Huawei has stated in the past that if its 5G business is not sustainable it will move to other business areas, and it is continuing to do so with its Consumer Business Group, focusing on handsets, its Enterprise Group, and its Cloud business unit. If Huawei continues to be restricted in developing 5G technology like it has in the past and cannot replace U.S. components in its products in due time, the company will reduce focus on global 5G and focus on the Chinese market. This may also mean that Huawei may limit its participation in the 3rd Generation Partnership Project (3GPP) and other 5G industry initiatives, decelerating the development of 5G and subsequent generations.

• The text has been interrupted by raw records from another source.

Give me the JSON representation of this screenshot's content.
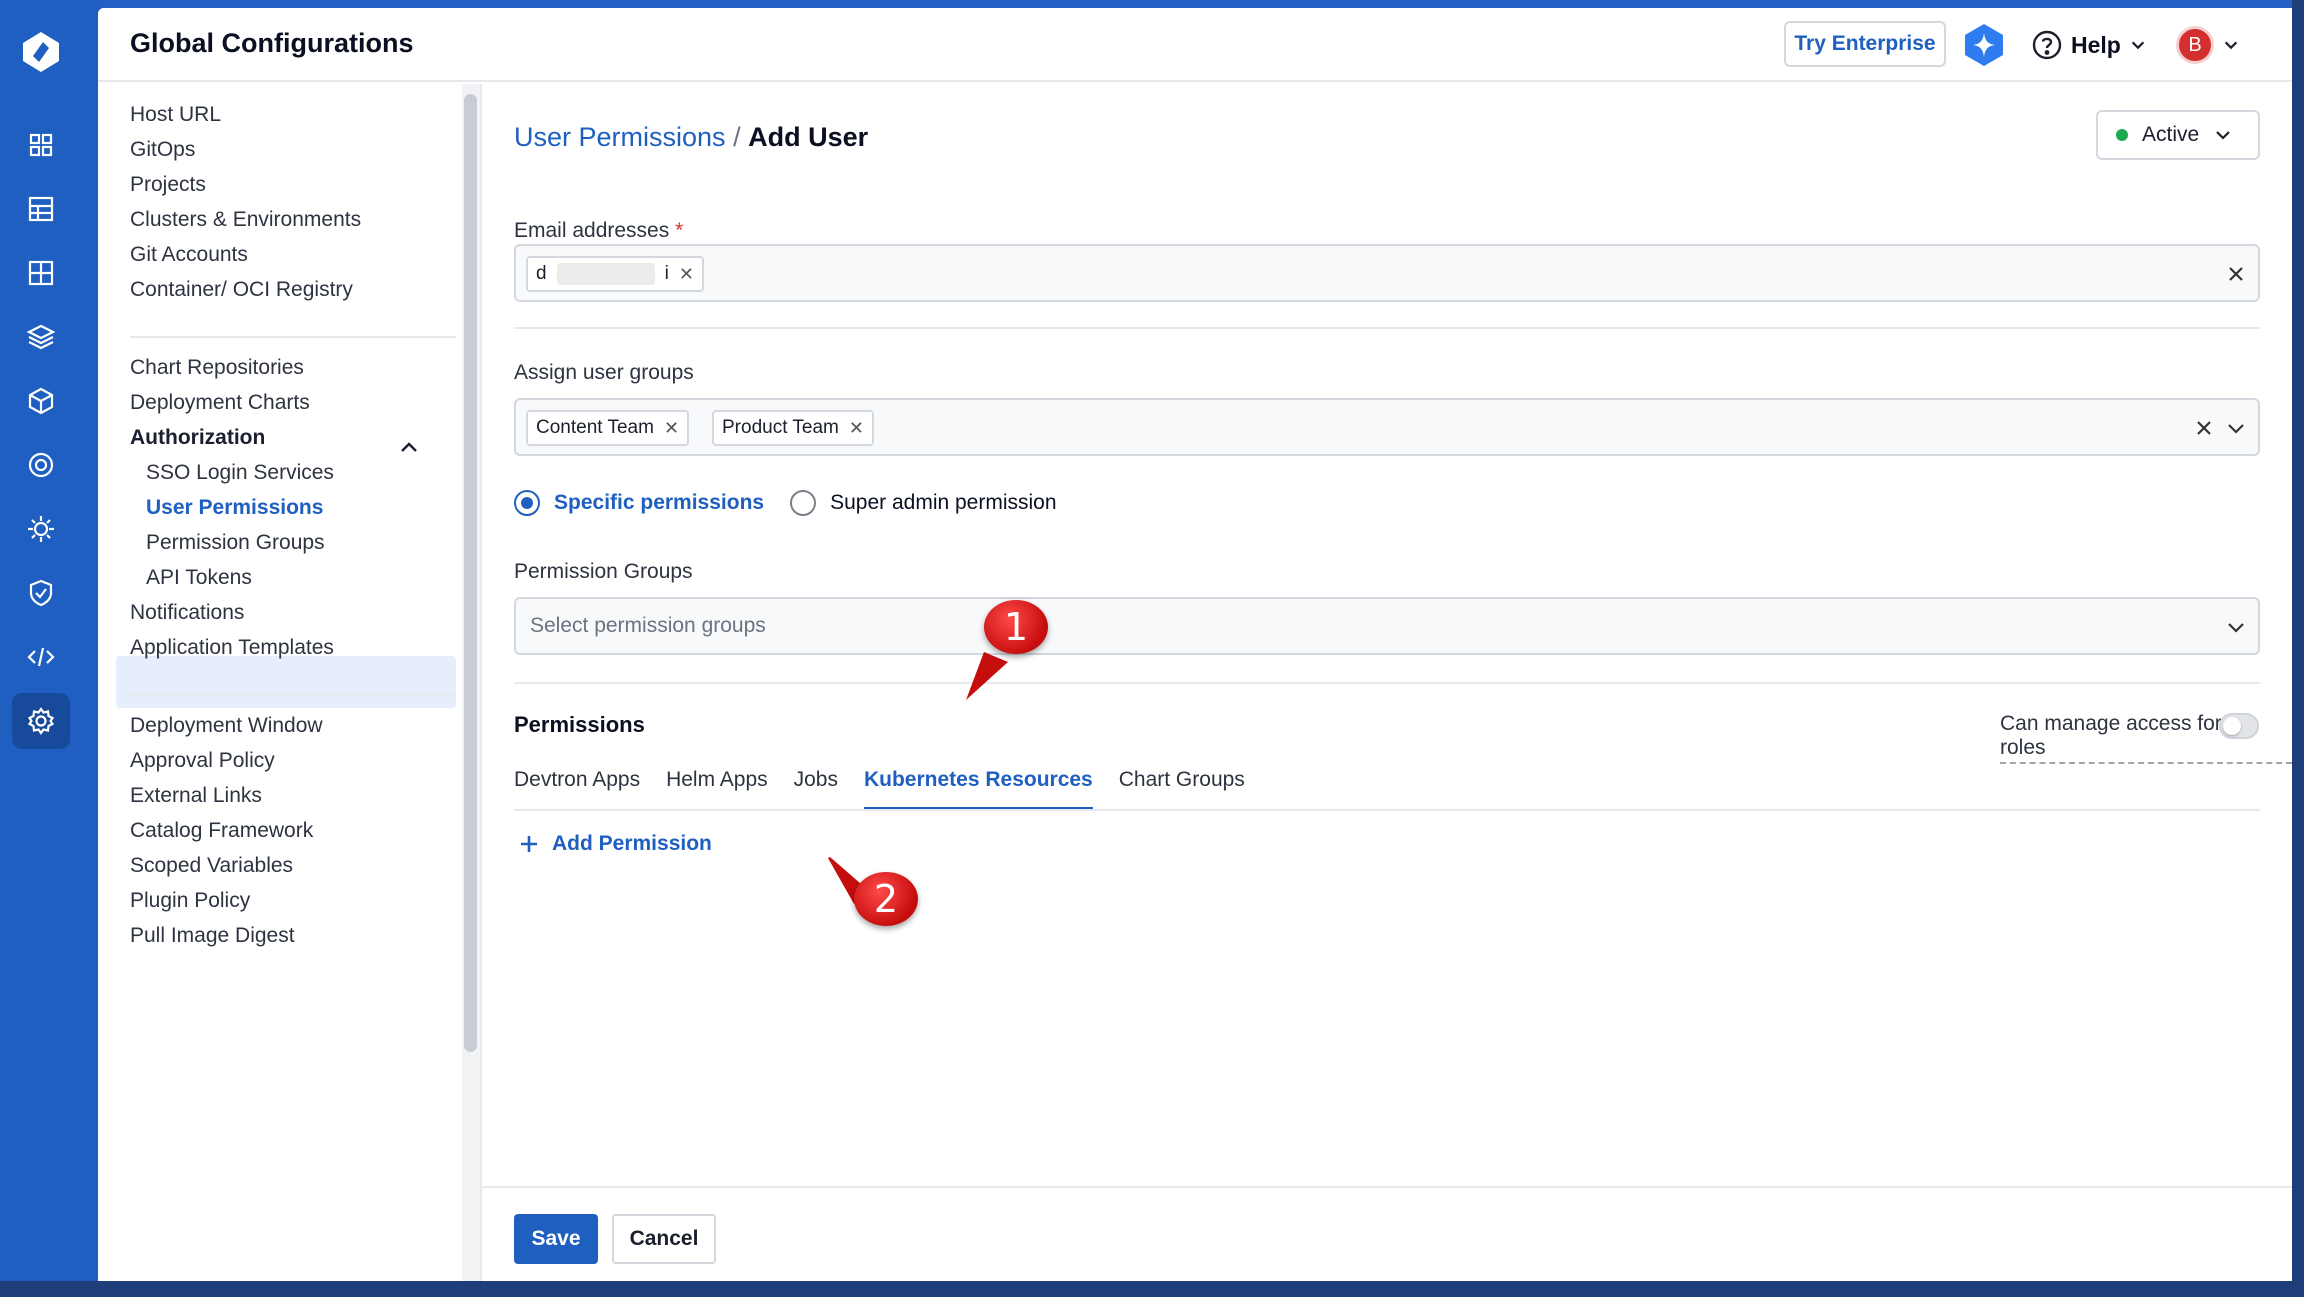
{
  "app": {
    "title": "Global Configurations",
    "try_enterprise": "Try Enterprise",
    "help": "Help",
    "avatar_initial": "B"
  },
  "rail_icons": [
    "logo-icon",
    "dashboard-icon",
    "applications-icon",
    "grid-icon",
    "stack-icon",
    "cube-icon",
    "security-scan-icon",
    "cluster-icon",
    "shield-icon",
    "code-icon",
    "settings-icon"
  ],
  "nav": {
    "items": [
      "Host URL",
      "GitOps",
      "Projects",
      "Clusters & Environments",
      "Git Accounts",
      "Container/ OCI Registry",
      "Chart Repositories",
      "Deployment Charts",
      "Authorization",
      "SSO Login Services",
      "User Permissions",
      "Permission Groups",
      "API Tokens",
      "Notifications",
      "Application Templates",
      "Deployment Window",
      "Approval Policy",
      "External Links",
      "Catalog Framework",
      "Scoped Variables",
      "Plugin Policy",
      "Pull Image Digest"
    ]
  },
  "breadcrumb": {
    "parent": "User Permissions",
    "sep": "/",
    "current": "Add User"
  },
  "status": "Active",
  "email": {
    "label": "Email addresses",
    "required": "*",
    "chip_start": "d",
    "chip_end": "i"
  },
  "groups": {
    "label": "Assign user groups",
    "chips": [
      "Content Team",
      "Product Team"
    ]
  },
  "permission_type": {
    "specific": "Specific permissions",
    "super_admin": "Super admin permission",
    "selected": "Specific permissions"
  },
  "permission_groups": {
    "label": "Permission Groups",
    "placeholder": "Select permission groups"
  },
  "permissions": {
    "title": "Permissions",
    "manage_access": "Can manage access for all roles",
    "tabs": [
      "Devtron Apps",
      "Helm Apps",
      "Jobs",
      "Kubernetes Resources",
      "Chart Groups"
    ],
    "active_tab": "Kubernetes Resources",
    "add": "Add Permission"
  },
  "footer": {
    "save": "Save",
    "cancel": "Cancel"
  },
  "callouts": [
    "1",
    "2"
  ],
  "colors": {
    "brand": "#1f5fc0",
    "callout": "#d71919",
    "status_green": "#1ea84f"
  }
}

Recommendations for Regulators and Policy Makers |
RECOMMENDATIONS |
Huawei’s contribution to telecom networks and the supply chain should not be underestimated in the short term or the long term, especially as 5G and subsequent generations will require intensive development to address enterprise requirements and the concept of converged computing platforms. Even with OpenRAN and open networks, the cutting edge of telecom infrastructure will still require heavyweight vendors for Research and Development (R&D) while the implementation of these concepts may be diffused to smaller vendors. For example, massive Multiple Input, Multiple Output (MIMO) systems that are deployed for 5G rely on large vendors and will continue to do so for the next few years.
Banning Huawei in the short term would translate to billions of additional network Capital Expenditure (CAPEX) to rip and replace functioning equipment that has not reached its depreciation period, at a time when telecom networks can be considered as national infrastructure and life critical. However, this would be a drop in the bucket if Huawei (and ZTE) both retract from the 5G market and associated industry organizations, which will slow down the development of 5G in the long term, and potentially cost trillions of dollars in the global GDP domain. Regulators and policy makers should consider these long-term arguments rather than current geopolitical concerns and plan their policies very carefully.